Talvolta, in alcuni di essi si è fatto strada, nella mente, il pensiero che, parlando male dell'Italia, si poteva avere magari qualche facilitazione o qualche strada accelerata. 
È arrivato il momento di riaffermare l'orgoglio nazionale, non in una dimensione semplicemente patriottica, ma in una dimensione diversa: l'Europa ha bisogno dell'Italia. 
L'Europa ha bisogno di un'Italia che aiuti la discussione sui contenuti concreti e che, contemporaneamente, faccia sentire la propria voce, avendo la forza, il coraggio e – lasciatemelo dire – anche la dignità di essere il Paese che più di ogni altro sta compiendo delle riforme strutturali che sono oggettivamente riforme attese da anni e che finalmente sono all'attenzione del Parlamento. 
L'Europa ha bisogno di un'Italia che elabori la propria posizione politica e culturale, che quando si tratta di parlare di investimenti e di crescita faccia sentire il proprio giudizio e la propria voce. 
Se saremo in grado di far questo, allora noi potremo dare un contributo, come semestre, che sia un pochino più largo rispetto semplicemente alle questioni di documenti. 
Sì, possiamo dirci soddisfatti del fatto che finalmente si parla di investimenti, del fatto che ci sono i 300 miliardi di Juncker, del fatto che gli strumenti di finanza per la crescita che la Presidenza italiana ha posto all'attenzione oggi sono oggetto di discussione e stanno anche nel documento finale. Possiamo dirci soddisfatti del fatto che lo spirito di Milano uniformi e in qualche modo alimenti la discussione sull'Ucraina, che la questione del Mediterraneo smetta di essere una questione soltanto italiana. 
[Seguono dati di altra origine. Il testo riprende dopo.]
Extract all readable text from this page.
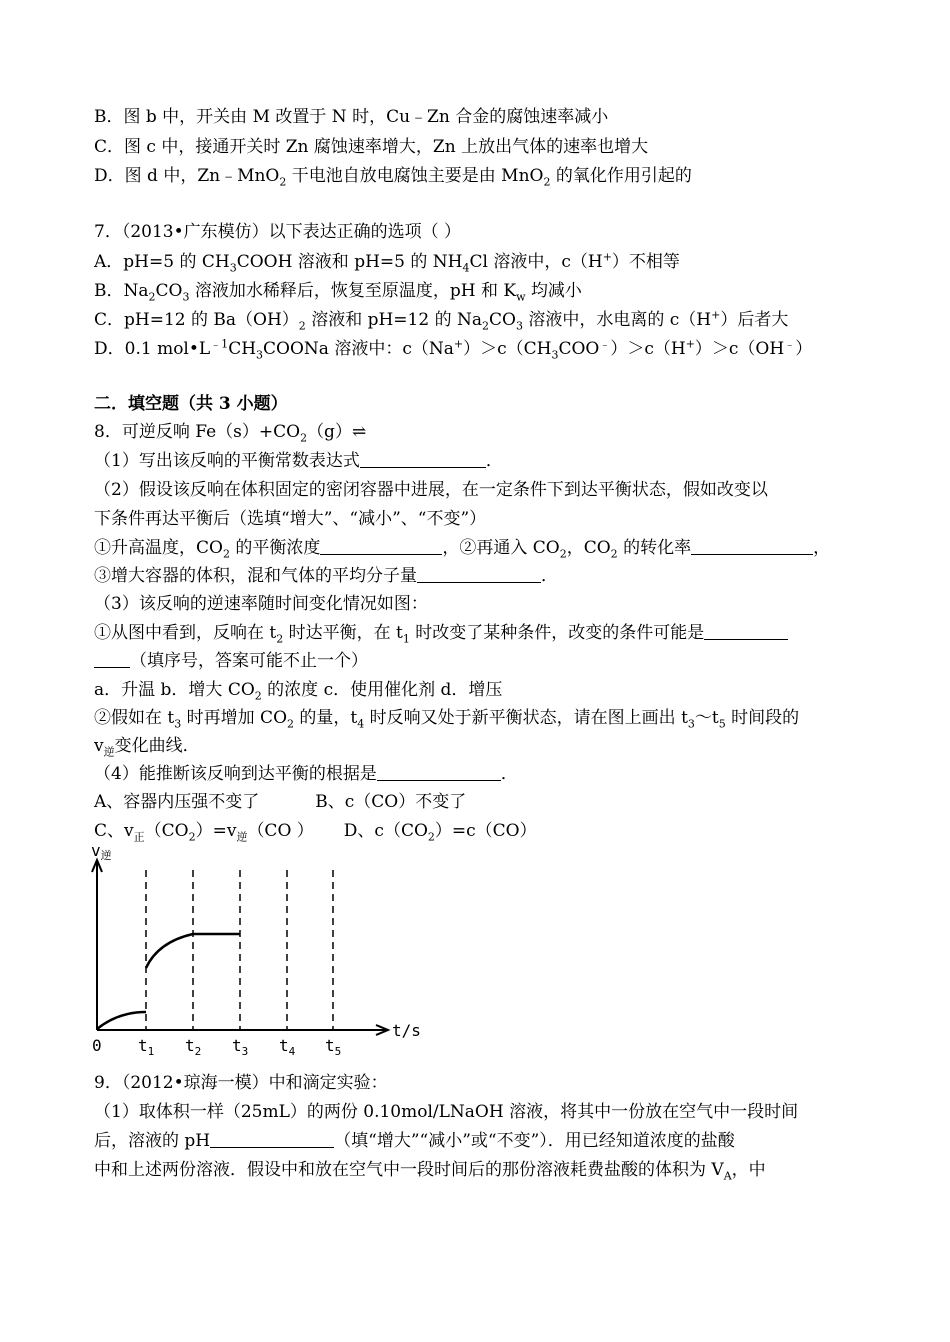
B．图 b 中，开关由 M 改置于 N 时，Cu﹣Zn 合金的腐蚀速率减小
C．图 c 中，接通开关时 Zn 腐蚀速率增大，Zn 上放出气体的速率也增大
D．图 d 中，Zn﹣MnO$_2$ 干电池自放电腐蚀主要是由 MnO$_2$ 的氧化作用引起的
7．（2013•广东模仿）以下表达正确的选项（ ）
A．pH=5 的 $CH_3COOH$ 溶液和 pH=5 的 $NH_4Cl$ 溶液中，c（H+）不相等
B．$Na_2CO_3$ 溶液加水稀释后，恢复至原温度，pH 和 $K_w$ 均减小
C．pH=12 的 $Ba(OH)_2$ 溶液和 pH=12 的 $Na_2CO_3$ 溶液中，水电离的 c（H+）后者大
D．0.1 $mol•L^{﹣1}CH_3COONa$ 溶液中：$c(Na^+)>c(CH_3COO^﹣)>c(H^+)>c(OH^﹣)$
二．填空题（共 3 小题）
8．可逆反响 $Fe(s)+CO_2(g)\rightleftharpoons$
（1）写出该反响的平衡常数表达式	．
（2）假设该反响在体积固定的密闭容器中进展，在一定条件下到达平衡状态，假如改变以
下条件再达平衡后（选填“增大”、“减小”、“不变”）
①升高温度，$CO_2$ 的平衡浓度	，②再通入 $CO_2$，$CO_2$ 的转化率	，
③增大容器的体积，混和气体的平均分子量	．
（3）该反响的逆速率随时间变化情况如图：
①从图中看到，反响在 $t_2$ 时达平衡，在 $t_1$ 时改变了某种条件，改变的条件可能是
（填序号，答案可能不止一个）
a．升温 b．增大 $CO_2$ 的浓度 c．使用催化剂 d．增压
②假如在 $t_3$ 时再增加 $CO_2$ 的量，$t_4$ 时反响又处于新平衡状态，请在图上画出 $t_3\sim t_5$ 时间段的
$v_逆$变化曲线．
（4）能推断该反响到达平衡的根据是	．
A、容器内压强不变了	B、c（CO）不变了
C、$v_正(CO_2)=v_逆(CO$ ） D、$c(CO_2)=c(CO)$
v逆
t/s
0 $t_1$ $t_2$ $t_3$ $t_4$ $t_5$
9．（2012•琼海一模）中和滴定实验：
（1）取体积一样（25mL）的两份 0.10mol/LNaOH 溶液，将其中一份放在空气中一段时间
后，溶液的 pH	（填“增大”“减小”或“不变”）．用已经知道浓度的盐酸
中和上述两份溶液．假设中和放在空气中一段时间后的那份溶液耗费盐酸的体积为 $V_A$，中
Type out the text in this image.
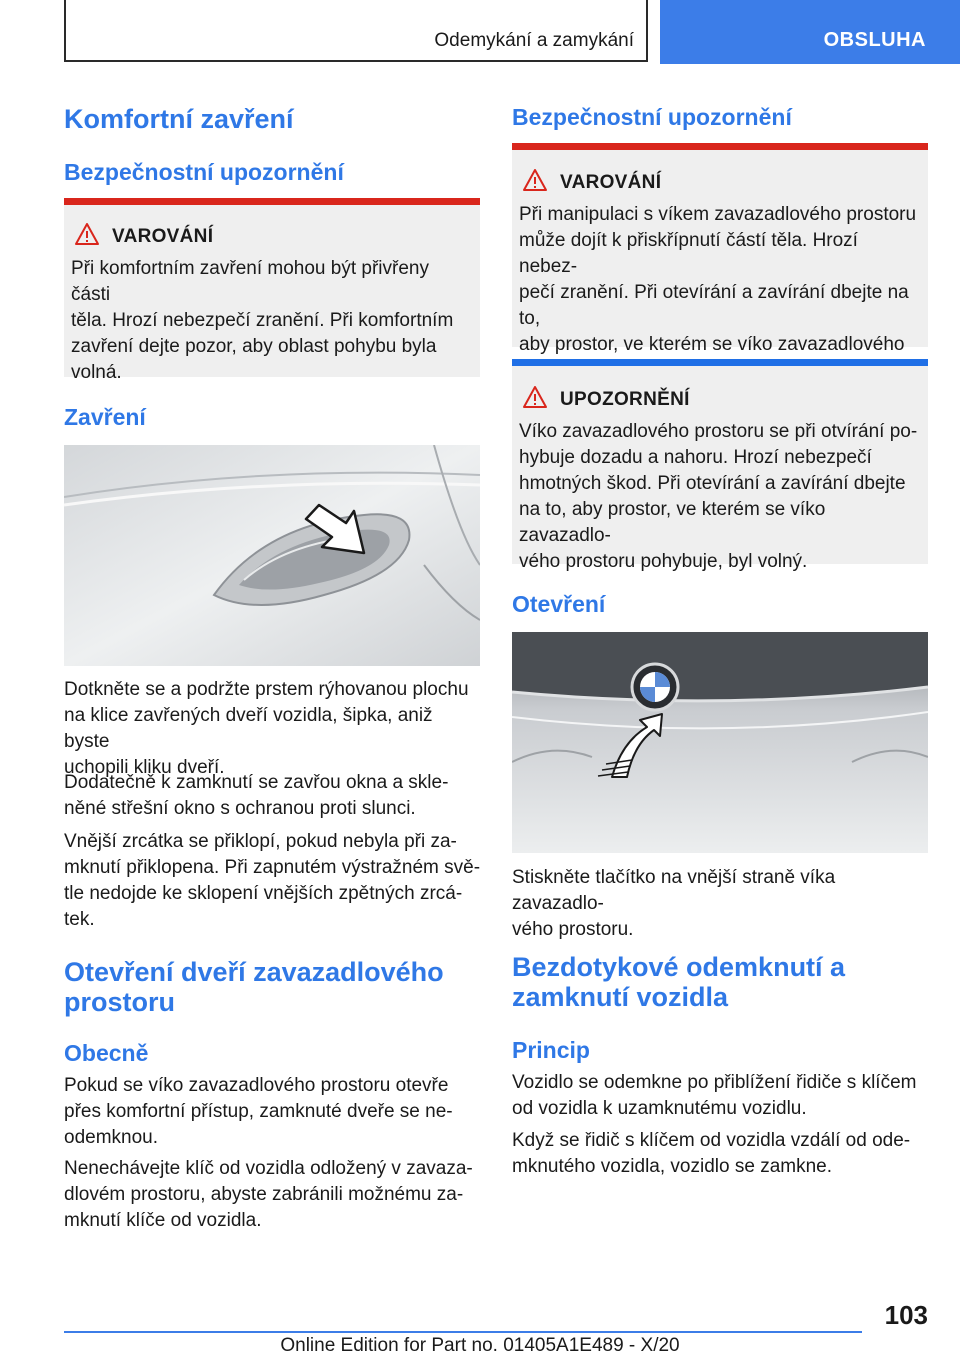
Odemykání a zamykání	OBSLUHA
Komfortní zavření
Bezpečnostní upozornění
VAROVÁNÍ
Při komfortním zavření mohou být přivřeny části
těla. Hrozí nebezpečí zranění. Při komfortním
zavření dejte pozor, aby oblast pohybu byla
volná.
Zavření
Dotkněte se a podržte prstem rýhovanou plochu
na klice zavřených dveří vozidla, šipka, aniž byste
uchopili kliku dveří.
Dodatečně k zamknutí se zavřou okna a skle‐
něné střešní okno s ochranou proti slunci.
Vnější zrcátka se přiklopí, pokud nebyla při za‐
mknutí přiklopena. Při zapnutém výstražném svě‐
tle nedojde ke sklopení vnějších zpětných zrcá‐
tek.
Otevření dveří zavazadlového
prostoru
Obecně
Pokud se víko zavazadlového prostoru otevře
přes komfortní přístup, zamknuté dveře se ne‐
odemknou.
Nenechávejte klíč od vozidla odložený v zavaza‐
dlovém prostoru, abyste zabránili možnému za‐
mknutí klíče od vozidla.
Bezpečnostní upozornění
VAROVÁNÍ
Při manipulaci s víkem zavazadlového prostoru
může dojít k přiskřípnutí částí těla. Hrozí nebez‐
pečí zranění. Při otevírání a zavírání dbejte na to,
aby prostor, ve kterém se víko zavazadlového
UPOZORNĚNÍ
Víko zavazadlového prostoru se při otvírání po‐
hybuje dozadu a nahoru. Hrozí nebezpečí
hmotných škod. Při otevírání a zavírání dbejte
na to, aby prostor, ve kterém se víko zavazadlo‐
vého prostoru pohybuje, byl volný.
Otevření
Stiskněte tlačítko na vnější straně víka zavazadlo‐
vého prostoru.
Bezdotykové odemknutí a
zamknutí vozidla
Princip
Vozidlo se odemkne po přiblížení řidiče s klíčem
od vozidla k uzamknutému vozidlu.
Když se řidič s klíčem od vozidla vzdálí od ode‐
mknutého vozidla, vozidlo se zamkne.
103
Online Edition for Part no. 01405A1E489 - X/20
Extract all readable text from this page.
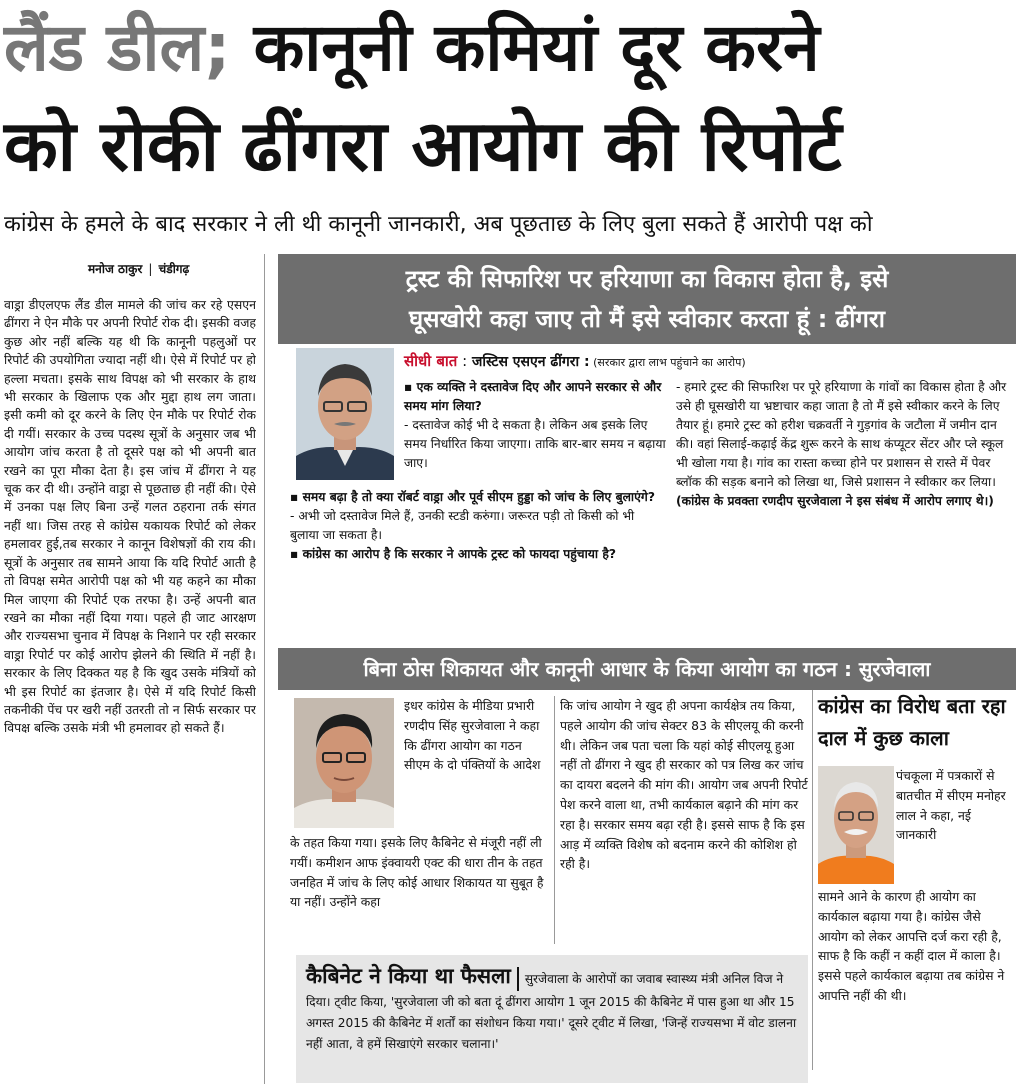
लैंड डील; कानूनी कमियां दूर करने
को रोकी ढींगरा आयोग की रिपोर्ट
कांग्रेस के हमले के बाद सरकार ने ली थी कानूनी जानकारी, अब पूछताछ के लिए बुला सकते हैं आरोपी पक्ष को
मनोज ठाकुर | चंडीगढ़
वाड्रा डीएलएफ लैंड डील मामले की जांच कर रहे एसएन ढींगरा ने ऐन मौके पर अपनी रिपोर्ट रोक दी। इसकी वजह कुछ ओर नहीं बल्कि यह थी कि कानूनी पहलुओं पर रिपोर्ट की उपयोगिता ज्यादा नहीं थी। ऐसे में रिपोर्ट पर हो हल्ला मचता। इसके साथ विपक्ष को भी सरकार के हाथ भी सरकार के खिलाफ एक और मुद्दा हाथ लग जाता। इसी कमी को दूर करने के लिए ऐन मौके पर रिपोर्ट रोक दी गयीं। सरकार के उच्च पदस्थ सूत्रों के अनुसार जब भी आयोग जांच करता है तो दूसरे पक्ष को भी अपनी बात रखने का पूरा मौका देता है। इस जांच में ढींगरा ने यह चूक कर दी थी। उन्होंने वाड्रा से पूछताछ ही नहीं की। ऐसे में उनका पक्ष लिए बिना उन्हें गलत ठहराना तर्क संगत नहीं था। जिस तरह से कांग्रेस यकायक रिपोर्ट को लेकर हमलावर हुई,तब सरकार ने कानून विशेषज्ञों की राय की। सूत्रों के अनुसार तब सामने आया कि यदि रिपोर्ट आती है तो विपक्ष समेत आरोपी पक्ष को भी यह कहने का मौका मिल जाएगा की रिपोर्ट एक तरफा है। उन्हें अपनी बात रखने का मौका नहीं दिया गया। पहले ही जाट आरक्षण और राज्यसभा चुनाव में विपक्ष के निशाने पर रही सरकार वाड्रा रिपोर्ट पर कोई आरोप झेलने की स्थिति में नहीं है। सरकार के लिए दिक्कत यह है कि खुद उसके मंत्रियों को भी इस रिपोर्ट का इंतजार है। ऐसे में यदि रिपोर्ट किसी तकनीकी पेंच पर खरी नहीं उतरती तो न सिर्फ सरकार पर विपक्ष बल्कि उसके मंत्री भी हमलावर हो सकते हैं।
ट्रस्ट की सिफारिश पर हरियाणा का विकास होता है, इसे
घूसखोरी कहा जाए तो मैं इसे स्वीकार करता हूं : ढींगरा
सीधी बात : जस्टिस एसएन ढींगरा : (सरकार द्वारा लाभ पहुंचाने का आरोप)
▪ एक व्यक्ति ने दस्तावेज दिए और आपने सरकार से और समय मांग लिया?
- दस्तावेज कोई भी दे सकता है। लेकिन अब इसके लिए समय निर्धारित किया जाएगा। ताकि बार-बार समय न बढ़ाया जाए।
▪ समय बढ़ा है तो क्या रॉबर्ट वाड्रा और पूर्व सीएम हुड्डा को जांच के लिए बुलाएंगे?
- अभी जो दस्तावेज मिले हैं, उनकी स्टडी करुंगा। जरूरत पड़ी तो किसी को भी बुलाया जा सकता है।
▪ कांग्रेस का आरोप है कि सरकार ने आपके ट्रस्ट को फायदा पहुंचाया है?
- हमारे ट्रस्ट की सिफारिश पर पूरे हरियाणा के गांवों का विकास होता है और उसे ही घूसखोरी या भ्रष्टाचार कहा जाता है तो मैं इसे स्वीकार करने के लिए तैयार हूं। हमारे ट्रस्ट को हरीश चक्रवर्ती ने गुड़गांव के जटौला में जमीन दान की। वहां सिलाई-कढ़ाई केंद्र शुरू करने के साथ कंप्यूटर सेंटर और प्ले स्कूल भी खोला गया है। गांव का रास्ता कच्चा होने पर प्रशासन से रास्ते में पेवर ब्लॉक की सड़क बनाने को लिखा था, जिसे प्रशासन ने स्वीकार कर लिया।
(कांग्रेस के प्रवक्ता रणदीप सुरजेवाला ने इस संबंध में आरोप लगाए थे।)
बिना ठोस शिकायत और कानूनी आधार के किया आयोग का गठन : सुरजेवाला
इधर कांग्रेस के मीडिया प्रभारी रणदीप सिंह सुरजेवाला ने कहा कि ढींगरा आयोग का गठन सीएम के दो पंक्तियों के आदेश
के तहत किया गया। इसके लिए कैबिनेट से मंजूरी नहीं ली गयीं। कमीशन आफ इंक्वायरी एक्ट की धारा तीन के तहत जनहित में जांच के लिए कोई आधार शिकायत या सुबूत है या नहीं। उन्होंने कहा
कि जांच आयोग ने खुद ही अपना कार्यक्षेत्र तय किया, पहले आयोग की जांच सेक्टर 83 के सीएलयू की करनी थी। लेकिन जब पता चला कि यहां कोई सीएलयू हुआ नहीं तो ढींगरा ने खुद ही सरकार को पत्र लिख कर जांच का दायरा बदलने की मांग की। आयोग जब अपनी रिपोर्ट पेश करने वाला था, तभी कार्यकाल बढ़ाने की मांग कर रहा है। सरकार समय बढ़ा रही है। इससे साफ है कि इस आड़ में व्यक्ति विशेष को बदनाम करने की कोशिश हो रही है।
कांग्रेस का विरोध बता रहा दाल में कुछ काला
पंचकूला में पत्रकारों से बातचीत में सीएम मनोहर लाल ने कहा, नई जानकारी
सामने आने के कारण ही आयोग का कार्यकाल बढ़ाया गया है। कांग्रेस जैसे आयोग को लेकर आपत्ति दर्ज करा रही है, साफ है कि कहीं न कहीं दाल में काला है। इससे पहले कार्यकाल बढ़ाया तब कांग्रेस ने आपत्ति नहीं की थी।
कैबिनेट ने किया था फैसला सुरजेवाला के आरोपों का जवाब स्वास्थ्य मंत्री अनिल विज ने दिया। ट्वीट किया, 'सुरजेवाला जी को बता दूं ढींगरा आयोग 1 जून 2015 की कैबिनेट में पास हुआ था और 15 अगस्त 2015 की कैबिनेट में शर्तों का संशोधन किया गया।' दूसरे ट्वीट में लिखा, 'जिन्हें राज्यसभा में वोट डालना नहीं आता, वे हमें सिखाएंगे सरकार चलाना।'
E possiamo essere soddisfatti anche del fatto che finalmente sia evidente, anche nel dibattito pubblico italiano, che rivendicare la politica estera non significa parlare di altro rispetto alle questioni economiche, ma significhi, al contrario, intervenire sulla vita quotidiana delle persone. 
Tuttavia, questo non basta. O noi riusciamo, durante il semestre di Presidenza italiana, ad affermare il messaggio che, avendo l'Europa bisogno dell'Italia, noi dobbiamo essere in condizioni di far sentire alta e forte la voce del nostro Paese, in una dimensione che sia una dimensione non angusta, ma di visione e di strategia per i prossimi anni, oppure il semestre sarà un semestre come gli altri. 
A mio giudizio, ci sono tutte le condizioni perché, una volta che, dalla settimana prossima, a Bruxelles, si saranno cambiate le poltrone, dal giorno dopo si possano cambiare anche le politiche, cercando di fare sempre di più un'Europa dei popoli e non un'Europa della tecnocrazia, un'Europa nella quale l'Italia rivendichi di stare a testa alta, perché – lasciatecelo dire – noi apparteniamo a storie diverse, a storie convinte che il sogno europeo non è semplicemente un rifugio dalla guerra e dalla difficoltà, ma è la grande tradizione, le grandi tradizioni diverse, che vedono nel valore della politica, capace di costruire un'unione più grande dei singoli Stati nazionali, e nell'affermazione di alcuni ideali sovranazionali e di dignità comune, una delle più belle chance e delle più belle caratteristiche del nostro DNA (Applausi dei deputati dei gruppi Partito Democratico, Scelta Civica per l'Italia, Nuovo Centrodestra, Per l'Italia e di deputati del gruppo Misto).